Last night’s Republican gubernatorial primary debate between Marty Jackley and Kristi Noem on South Dakota Public Television produced one bit of useful news, at least for the GEAR UP scandal defendants and for the Billie Sutton campaign. Responding to Noem’s charge that Jackley has done nothing about corruption in this state (again, Noem endorses a theme thoroughly reported by this blog!), our Attorney General said he plans to try the GEAR UP cases personally.
We all agree that seeing truth brought out, justice done, and wrongdoers held more accountable than anyone in the EB-5 scandal are the primary goals of the GEAR UP trials. But let’s look at the political import of these trials. If Marty Jackley wins the primary (my 58–42 Jackley win prediction seems confounded by the new poll showing Noem and Jackley in a statistical dead heat, but I’m sticking with an edge for Jackley on Tuesday, because Noem is using a lot of Democratic-flavored arguments to win Republican primary voters), he’ll be booked for at least two solid weeks in the courtroom. The first week, starting June 25, will be after the conventions, and everyone will be at the lake with Dennis Daugaard, so being trapped in a Sioux Falls courtroom won’t affect campaigning much. But the second, starting October 1, comes in the heart of campaign crunch time. With early voting going on by that time, you can bet that Billie Sutton will be wheeling all over the state, attending every available daytime event that Marty won’t be able to make.
But Sutton won’t have the field entirely to himself. The fact that the defendants won a change of venue to the largest media market in the state helps their prosecutor out politically. Jackley can prosecute merrily away all day, then spend his evenings working the Sioux Falls media and events in the greater metro area, with easy access to a quarter of the state’s voters.
Worse, Sutton may have to shout twice as loudly to get press for his events. The GEAR UP trials may keep Jackley from speaking at Chamber lunches and knocking on doors during the day and up in Aberdeen and out in West River, but the trials will guarantee that Jackley leads every nightly newscast and morning paper in every media corner of the state. The free press from the GEAR UP trials may just outweigh the campaign facetime he loses being tied to Sioux Falls that week.
Of course, the benefits of that free press depend entirely on Jackley’s not fumbling the GEAR UP trials the way he did the Flandreau pot cases. If Jackley’s prosecutions fail, or if he comes away from Bollenesque wrist-slaps for smirking GEAR UP defendants, Jackley will wish the change of venue had been from Charles Mix to Harding County, not Minnehaha. Failure to put Guericke and Phelps in prison in October puts eight points in Sutton’s column.

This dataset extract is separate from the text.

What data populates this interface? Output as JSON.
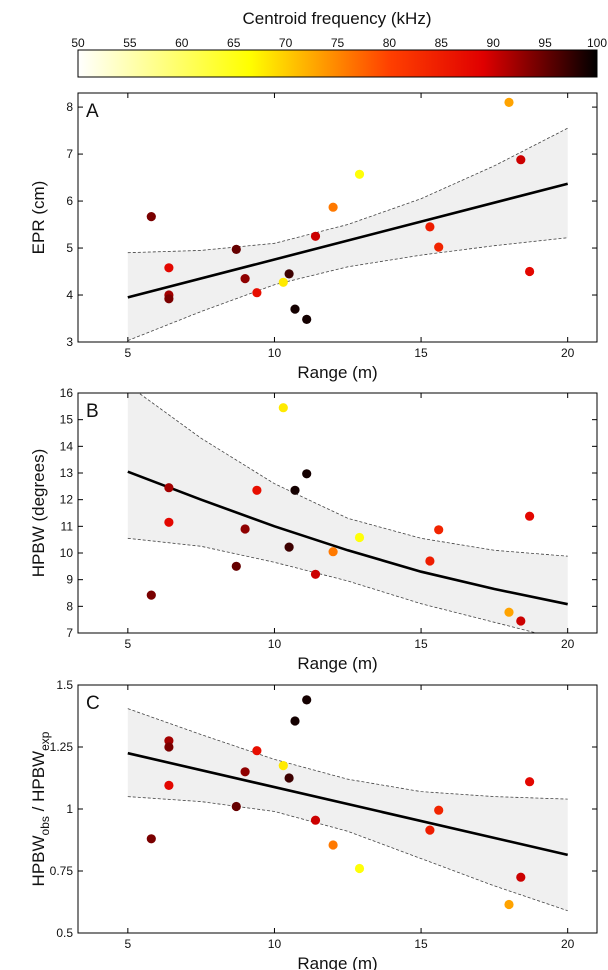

This is all cynical political reading. The straight, generous, non-bloggy, non-partisan read is that Jackley plans to try the GEAR UP cases in person because he recognizes grave crimes were committed that demand the attention of South Dakota’s top prosecutor. But we cannot ignore the political implications of such major corruption trials happening in the midst of the chief prosecutor’s gubernatorial campaign, with the potential for a stunning jury verdict less than a month before the general election.